MANU+ is the sister location of Pizza Manufaktura, a wildly popular pizza joint just a few blocks away. The conceit is similar: serve delicious pizza from a space that feels emphatically cool and irreverent (dialed-up music, pizzaiolos bantering). The toppings, too, might be familiar – Paprika János appears, for example, named after the quirky puppet figure – but the focus here is Naples-style pizza.

The wood-burning oven imparts an airy crust speckled with leopard spots while a few flavorful ingredients sit in the moist and thin center. The classic margherita has never disappointed, but neither has anything else. If you'd like a local angle, opt for the Paprika János mentioned above, packing paprika sausage, hot green pepper, bacon, and onions. That's right.

Digó is a polished (and pricey) pizza restaurant in the heart of Budapest's Party District. Thanks to the extra fine “double-zero” flour and the long, two-step dough fermentation, what come out of Digó's wood-burning oven are aromatic pies exhibiting beautifully inflated crusts speckled with spots of char (Naples-style). I enjoyed the bianca topped with pungent Italian sausage, but I usually find the margherita DOP hard to resist: this mother of all Naples pizzas is simple and delicious, layered with San Marzano tomatoes, basil, and buffalo mozzarella.
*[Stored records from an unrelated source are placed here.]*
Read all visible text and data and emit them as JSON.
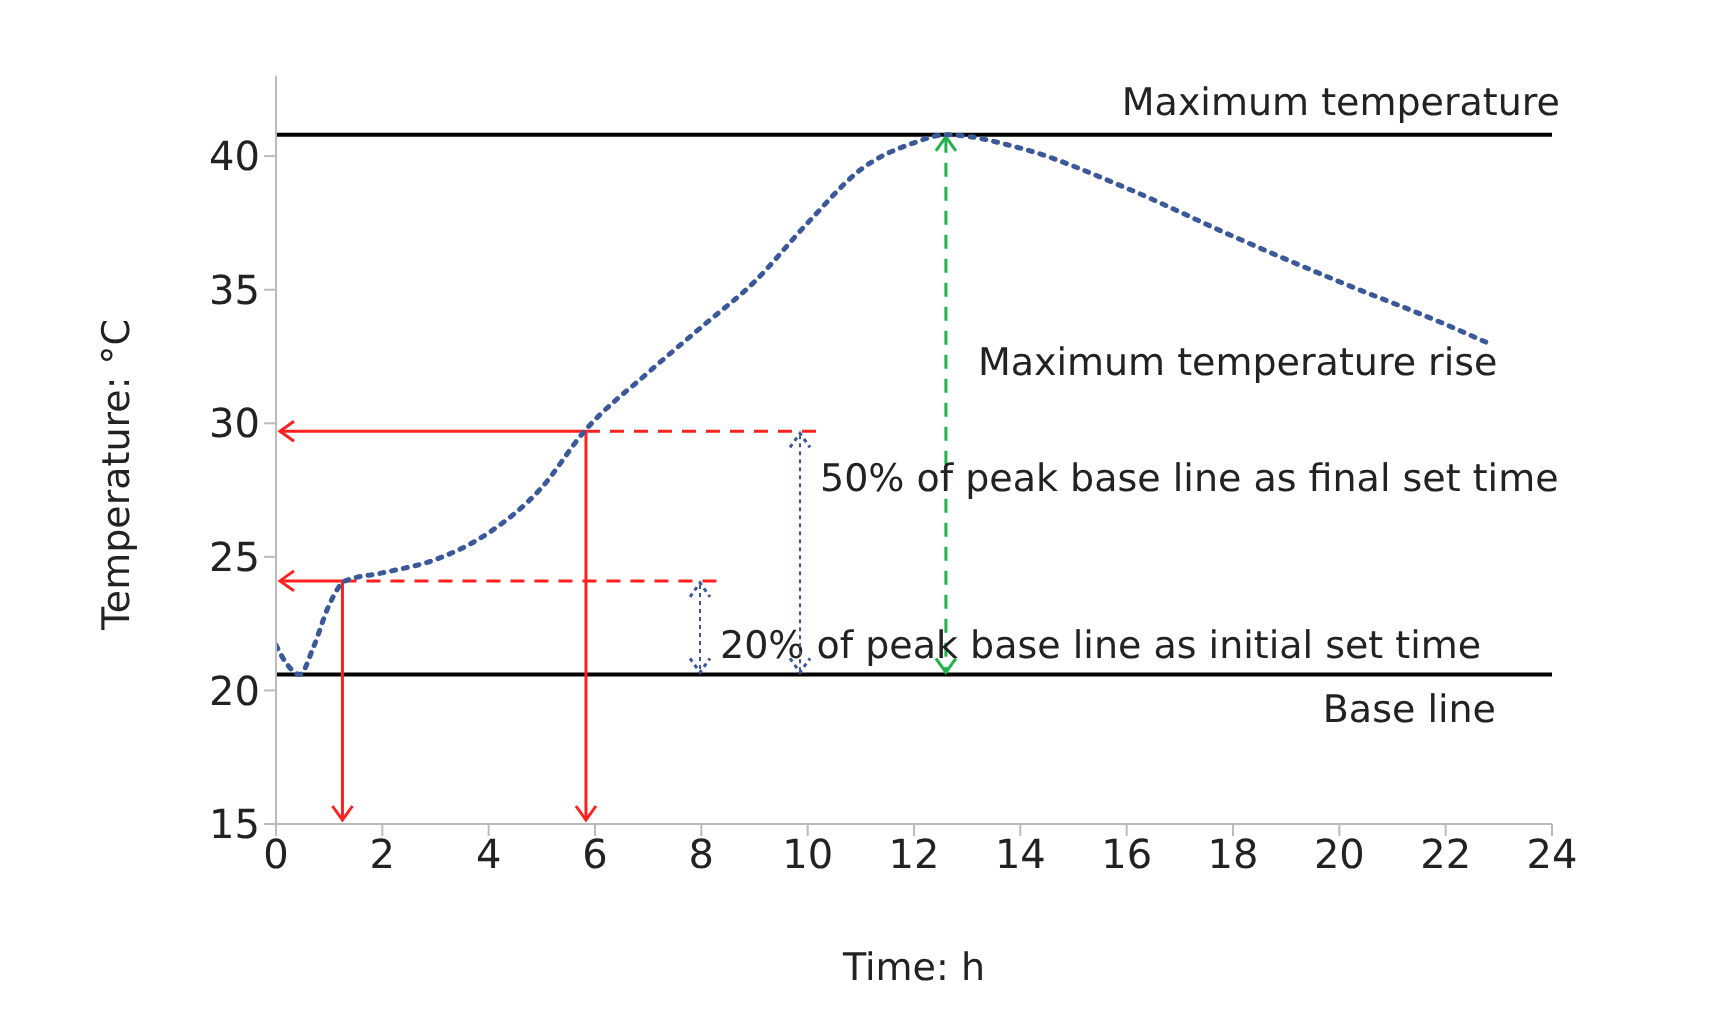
{
  "chart_data": {
    "type": "line",
    "xlabel": "Time: h",
    "ylabel": "Temperature: °C",
    "x": [
      0,
      0.2,
      0.45,
      0.7,
      1,
      1.3,
      2,
      3,
      4,
      5,
      5.8,
      7,
      8,
      9,
      10,
      11,
      12,
      12.6,
      14,
      16,
      18,
      20,
      22,
      22.8
    ],
    "series": [
      {
        "color": "#3b5998",
        "values": [
          21.7,
          21,
          20.6,
          21.6,
          23.2,
          24.1,
          24.4,
          24.9,
          25.9,
          27.6,
          29.7,
          31.9,
          33.6,
          35.3,
          37.5,
          39.5,
          40.5,
          40.8,
          40.3,
          38.8,
          37,
          35.3,
          33.7,
          33
        ]
      }
    ],
    "xlim": [
      0,
      24
    ],
    "xticks": [
      0,
      2,
      4,
      6,
      8,
      10,
      12,
      14,
      16,
      18,
      20,
      22,
      24
    ],
    "ylim": [
      15,
      43
    ],
    "yticks": [
      15,
      20,
      25,
      30,
      35,
      40
    ],
    "line_style": "dotted",
    "marker": "none",
    "grid": false,
    "legend": false,
    "ref_lines": [
      {
        "axis": "y",
        "value": 20.6,
        "label": "Base line",
        "color": "#000000",
        "line_style": "solid"
      },
      {
        "axis": "y",
        "value": 40.8,
        "label": "Maximum temperature",
        "color": "#000000",
        "line_style": "solid"
      },
      {
        "axis": "x",
        "value": 12.6,
        "label": "Maximum temperature rise",
        "color": "#22b14c",
        "line_style": "dashed"
      },
      {
        "axis": "y",
        "value": 24.1,
        "label": "20% of peak base line as initial set time",
        "color": "#ff2020",
        "line_style": "dashed"
      },
      {
        "axis": "y",
        "value": 29.7,
        "label": "50% of peak base line as final set time",
        "color": "#ff2020",
        "line_style": "dashed"
      },
      {
        "axis": "x",
        "value": 1.25,
        "color": "#ff2020",
        "line_style": "solid"
      },
      {
        "axis": "x",
        "value": 5.83,
        "color": "#ff2020",
        "line_style": "solid"
      }
    ]
  }
}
Step into Little Italy and an oversized image of Naples and the Mount Vesuvius faces you from the opposite wall. Around it hang blue-and-white soccer scarves emblazoned with “solo Napoli” slogans and nearly all servers are Italian natives. But instead of being on the Tyrrhenian coast, this lively neighborhood pizzeria hides near Budapest's city center.

Little Italy doesn't draw the city's most fashion-forward crowd, but the place gets mobbed by people who come for delicious and affordable pizzas made with lightning speed by the Hungarian owner-chef, who spent years working in Naples. I've yet to try most of the 42 types, but I can vouch for the Casagrande (prosciutto, Italian salami, bacon, chili), the simple and flavorful Bufala, and the namesake Little Italy (mozzarella, Italian sausage, cherry tomatoes). The pies fall between the Naples and the Roman styles. On the weekends, Italian soccer plays on TV and calcio fans appear. Closed on Mondays and Tuesdays!
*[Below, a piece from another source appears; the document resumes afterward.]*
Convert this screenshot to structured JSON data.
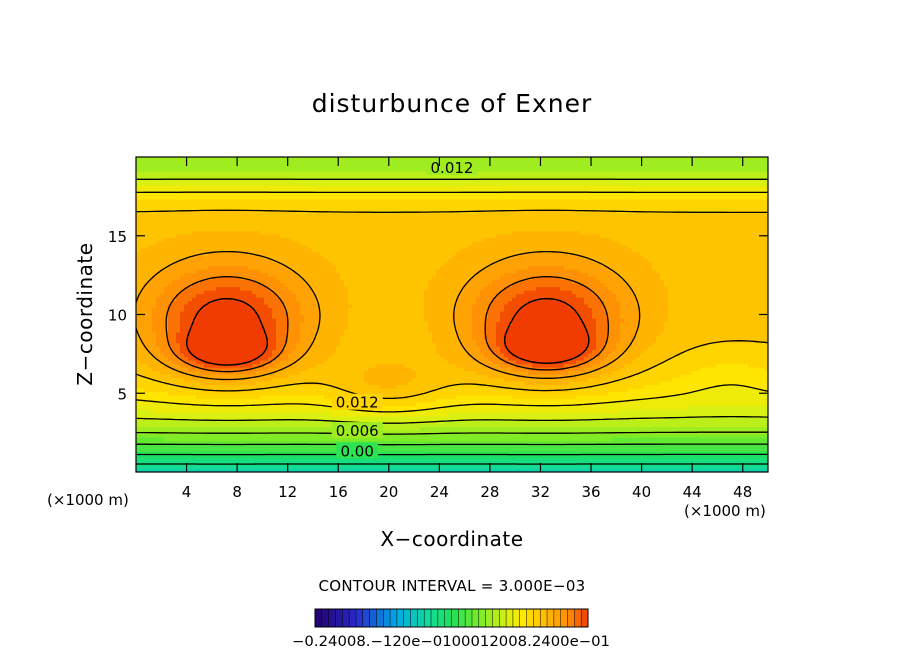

As Neapolitans like to say, “when it comes to clothes and pizza, it’s always Naples over Rome." This proverb is taken to heart at Igen, a spacious sit-down pizza shop on the Buda side of the city. Here, the pizzaiolos churn out Naples-style pies all day long using a wood-burning oven fueled by logs of beech to achieve high heat, a smoky flavor, and the coveted airy crust with splotches of char and a soupy center.

For the fullest experience, try the margherita DOP whose excellence lies in its simplicity: toppings limited to San Marzano tomatoes, buffalo mozzarella from the Campania region, and fresh basil. Tiramisu, as well as beers and wine are also served. Note that Igen's pizzas are on the pricier end and that the service can be grouchy, especially during peak hours when a 30-minute wait isn't unusual.